Terceiro e quarto trechos

Já da divisa entre Argentina e Chile até Augusta Victória são 181 quilômetros de extensão. O trecho, administrado pela Ferronor, é todo em serra e plataformas totalmente niveladas com boas condições de segurança. De Augusta Victória até Antofagasta são 159 quilômetros de trilhos, administrados pela FCAB, também em boas condições.

Lula defende revitalização de ferrovias
O presidente Luiz Inácio Lula da Silva, em discurso durante a reunião do Conselho de Desenvolvimento Econômico e Social, destacou o esforço do governo no sentido da revitalização da malha ferroviária e da construção de alguns ramais que representam gargalos para o crescimento das exportações do País.

Lembranças de 1971

Lula lembrou que quando saiu da Villares Equipamentos, em 1971, a empresa estava deixando de produzir motores de navio, em São Bernardo do Campo, para produzir locomotivas, em Araraquara.

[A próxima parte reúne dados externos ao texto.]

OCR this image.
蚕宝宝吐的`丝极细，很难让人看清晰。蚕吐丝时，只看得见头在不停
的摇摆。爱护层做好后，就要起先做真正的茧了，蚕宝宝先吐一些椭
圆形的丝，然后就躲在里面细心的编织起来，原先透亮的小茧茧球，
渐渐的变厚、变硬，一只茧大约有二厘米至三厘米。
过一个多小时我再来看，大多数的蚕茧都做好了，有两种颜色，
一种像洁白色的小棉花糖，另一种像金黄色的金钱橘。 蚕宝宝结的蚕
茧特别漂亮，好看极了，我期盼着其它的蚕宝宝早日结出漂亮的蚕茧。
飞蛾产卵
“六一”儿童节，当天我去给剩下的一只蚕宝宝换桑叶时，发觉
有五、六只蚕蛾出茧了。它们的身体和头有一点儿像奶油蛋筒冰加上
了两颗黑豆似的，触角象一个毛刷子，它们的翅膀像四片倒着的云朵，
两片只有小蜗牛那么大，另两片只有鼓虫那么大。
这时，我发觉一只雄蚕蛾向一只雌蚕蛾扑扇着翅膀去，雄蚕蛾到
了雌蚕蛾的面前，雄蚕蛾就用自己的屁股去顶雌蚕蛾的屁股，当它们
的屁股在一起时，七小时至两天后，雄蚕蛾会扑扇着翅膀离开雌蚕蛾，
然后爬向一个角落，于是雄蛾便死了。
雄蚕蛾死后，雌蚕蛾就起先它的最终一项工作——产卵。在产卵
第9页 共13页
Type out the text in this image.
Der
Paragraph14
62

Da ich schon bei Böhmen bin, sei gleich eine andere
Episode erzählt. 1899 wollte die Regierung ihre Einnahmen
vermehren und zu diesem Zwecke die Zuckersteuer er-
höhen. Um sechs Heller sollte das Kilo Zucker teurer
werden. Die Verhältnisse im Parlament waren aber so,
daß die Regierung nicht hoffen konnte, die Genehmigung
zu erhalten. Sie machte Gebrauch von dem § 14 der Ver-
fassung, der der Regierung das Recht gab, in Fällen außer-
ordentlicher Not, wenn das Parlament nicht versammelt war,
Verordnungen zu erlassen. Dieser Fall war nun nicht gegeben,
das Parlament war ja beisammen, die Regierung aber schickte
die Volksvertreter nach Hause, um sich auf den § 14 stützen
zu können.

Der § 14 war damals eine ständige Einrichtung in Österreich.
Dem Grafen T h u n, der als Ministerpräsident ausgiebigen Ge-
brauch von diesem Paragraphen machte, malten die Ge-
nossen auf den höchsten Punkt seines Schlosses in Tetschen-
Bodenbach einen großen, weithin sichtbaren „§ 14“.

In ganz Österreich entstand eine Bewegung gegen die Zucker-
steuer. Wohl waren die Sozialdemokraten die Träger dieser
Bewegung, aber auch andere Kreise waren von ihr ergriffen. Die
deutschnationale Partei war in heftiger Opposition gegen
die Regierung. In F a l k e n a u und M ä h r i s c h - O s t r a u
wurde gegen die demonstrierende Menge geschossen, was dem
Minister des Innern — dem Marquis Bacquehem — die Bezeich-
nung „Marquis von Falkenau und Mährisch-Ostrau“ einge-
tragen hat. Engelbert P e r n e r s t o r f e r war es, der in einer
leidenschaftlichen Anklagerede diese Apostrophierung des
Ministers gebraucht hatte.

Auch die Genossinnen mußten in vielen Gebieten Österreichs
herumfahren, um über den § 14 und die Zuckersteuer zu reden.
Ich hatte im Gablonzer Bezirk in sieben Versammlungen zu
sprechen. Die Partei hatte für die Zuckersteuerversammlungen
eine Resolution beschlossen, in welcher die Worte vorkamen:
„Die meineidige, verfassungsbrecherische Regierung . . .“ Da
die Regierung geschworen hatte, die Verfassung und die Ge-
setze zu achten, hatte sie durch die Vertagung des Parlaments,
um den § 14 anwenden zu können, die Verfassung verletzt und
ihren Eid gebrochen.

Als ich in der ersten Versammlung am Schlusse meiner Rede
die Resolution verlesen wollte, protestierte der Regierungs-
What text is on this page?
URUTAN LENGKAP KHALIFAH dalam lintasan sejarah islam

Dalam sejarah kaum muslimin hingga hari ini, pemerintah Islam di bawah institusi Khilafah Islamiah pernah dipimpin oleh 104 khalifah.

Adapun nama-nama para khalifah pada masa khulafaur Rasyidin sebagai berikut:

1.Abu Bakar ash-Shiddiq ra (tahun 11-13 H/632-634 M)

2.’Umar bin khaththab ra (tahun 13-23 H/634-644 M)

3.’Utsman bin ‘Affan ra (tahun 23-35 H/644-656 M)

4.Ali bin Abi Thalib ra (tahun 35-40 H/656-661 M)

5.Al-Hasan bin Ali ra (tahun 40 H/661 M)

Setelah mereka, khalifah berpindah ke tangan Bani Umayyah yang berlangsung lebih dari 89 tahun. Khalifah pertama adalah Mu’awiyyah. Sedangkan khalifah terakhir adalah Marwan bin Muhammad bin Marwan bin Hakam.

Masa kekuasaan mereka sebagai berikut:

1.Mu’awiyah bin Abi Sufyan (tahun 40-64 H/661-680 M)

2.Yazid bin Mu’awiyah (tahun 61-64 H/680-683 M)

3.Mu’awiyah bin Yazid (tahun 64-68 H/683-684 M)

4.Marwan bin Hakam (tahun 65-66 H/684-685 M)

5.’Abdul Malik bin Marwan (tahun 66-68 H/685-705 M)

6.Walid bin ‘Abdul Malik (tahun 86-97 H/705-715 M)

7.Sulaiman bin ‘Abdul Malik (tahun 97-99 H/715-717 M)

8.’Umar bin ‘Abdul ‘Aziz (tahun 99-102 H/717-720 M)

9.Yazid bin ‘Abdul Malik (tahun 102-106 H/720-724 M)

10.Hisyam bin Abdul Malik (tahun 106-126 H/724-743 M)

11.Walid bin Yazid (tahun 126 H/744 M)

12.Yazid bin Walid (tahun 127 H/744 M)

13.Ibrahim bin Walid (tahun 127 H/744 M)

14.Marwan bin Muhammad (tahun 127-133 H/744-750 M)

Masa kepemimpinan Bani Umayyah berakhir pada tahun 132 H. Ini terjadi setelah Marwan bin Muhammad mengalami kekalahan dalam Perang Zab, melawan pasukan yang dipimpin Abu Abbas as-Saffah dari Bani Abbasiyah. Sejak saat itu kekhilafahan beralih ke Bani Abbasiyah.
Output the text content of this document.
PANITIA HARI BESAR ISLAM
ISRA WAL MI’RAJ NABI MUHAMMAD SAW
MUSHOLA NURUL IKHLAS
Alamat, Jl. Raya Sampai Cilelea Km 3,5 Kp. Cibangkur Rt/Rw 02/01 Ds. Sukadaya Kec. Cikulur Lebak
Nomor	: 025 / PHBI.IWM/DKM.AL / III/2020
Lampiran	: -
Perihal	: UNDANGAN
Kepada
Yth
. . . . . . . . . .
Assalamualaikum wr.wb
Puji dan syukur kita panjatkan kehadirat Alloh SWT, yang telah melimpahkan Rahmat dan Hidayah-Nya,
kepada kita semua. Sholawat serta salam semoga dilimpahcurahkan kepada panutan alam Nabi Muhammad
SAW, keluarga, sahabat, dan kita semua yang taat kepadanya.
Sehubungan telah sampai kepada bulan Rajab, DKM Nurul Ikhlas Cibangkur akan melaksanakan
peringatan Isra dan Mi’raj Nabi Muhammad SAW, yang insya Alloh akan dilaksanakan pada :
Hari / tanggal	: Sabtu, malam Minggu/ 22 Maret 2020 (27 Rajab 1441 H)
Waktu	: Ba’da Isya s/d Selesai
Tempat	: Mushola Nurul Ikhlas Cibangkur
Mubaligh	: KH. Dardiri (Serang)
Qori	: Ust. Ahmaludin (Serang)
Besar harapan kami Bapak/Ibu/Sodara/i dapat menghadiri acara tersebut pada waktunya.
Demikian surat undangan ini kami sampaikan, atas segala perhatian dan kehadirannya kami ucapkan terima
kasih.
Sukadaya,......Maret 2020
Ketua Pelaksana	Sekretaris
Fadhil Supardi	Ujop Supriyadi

Segundo o presidente Lula, na década de 80, a Villares montou uma fábrica que chegou a ter 3 mil trabalhadores.

Passos para trás

"Essa fábrica não existe mais. O Brasil não só não produz mais locomotivas, como os vagões que temos capacidade de produzir não atendem à demanda. Mas o que é mais grave é que vamos ter que importar trilhos, porque o Brasil não produz mais trilhos. E estamos precisando importar mil vagões, e também estamos precisando importar 100 locomotivas", disse Lula. "Se não tivessem sido desativadas as nossas ferrovias, a gente teria a capacidade de produzir os trilhos e os dormentes necessários para que pudéssemos recuperar as nossas ferrovias."

Falta de crédito

Lula lembrou que faz pelo menos 30 anos que ouve falar da necessidade de uma ligação entre o Brasil e o Oceano Pacífico. E contou que em recente conversa o governador do Mato Grosso do Sul, José Orcírio dos Santos (Zeca do PT), e com o presidente boliviano Carlos Mesa, durante viagem a Santa Cruz de La Sierra, ficou sabendo que essa ligação ferroviária já existe.

"A ferrovia que liga o Brasil ao porto de Antofagasta, no Chile, já está pronta na Argentina, está pronta no Chile, está pronta na Bolívia e que, de Santos até a Bolívia, com apenas 80 milhões de reais, nós colocaríamos essa ferrovia para funcionar", afirmou Lula.

Endividamento

"Acontece que a empresa que privatizou, a empresa que comprou, está tão endividada que não pode sequer ter acesso aos 80 milhões de reais para fazer essa ferrovia voltar a funcionar, embora precise apenas recuperar alguns trilhos e colocar dormentes novos no lugar dos estragados". A Brasil Ferrovias, não citada por Lula, é a concessionária desde 1997, quando o ramal foi privatizado.

Ligação de quatro países

O presidente Lula revelou também que pediu ao presidente do BNDES, Carlos Lessa, "que colocasse como prioridade máxima, arrumar uma empresa que tenha condições de fazer o investimento para que a gente possa colocar essa ferrovia para funcionar, e que a gente tente utilizar ao máximo possível essa ferrovia como ligação de transporte entre quatro países, o que não é pouca coisa".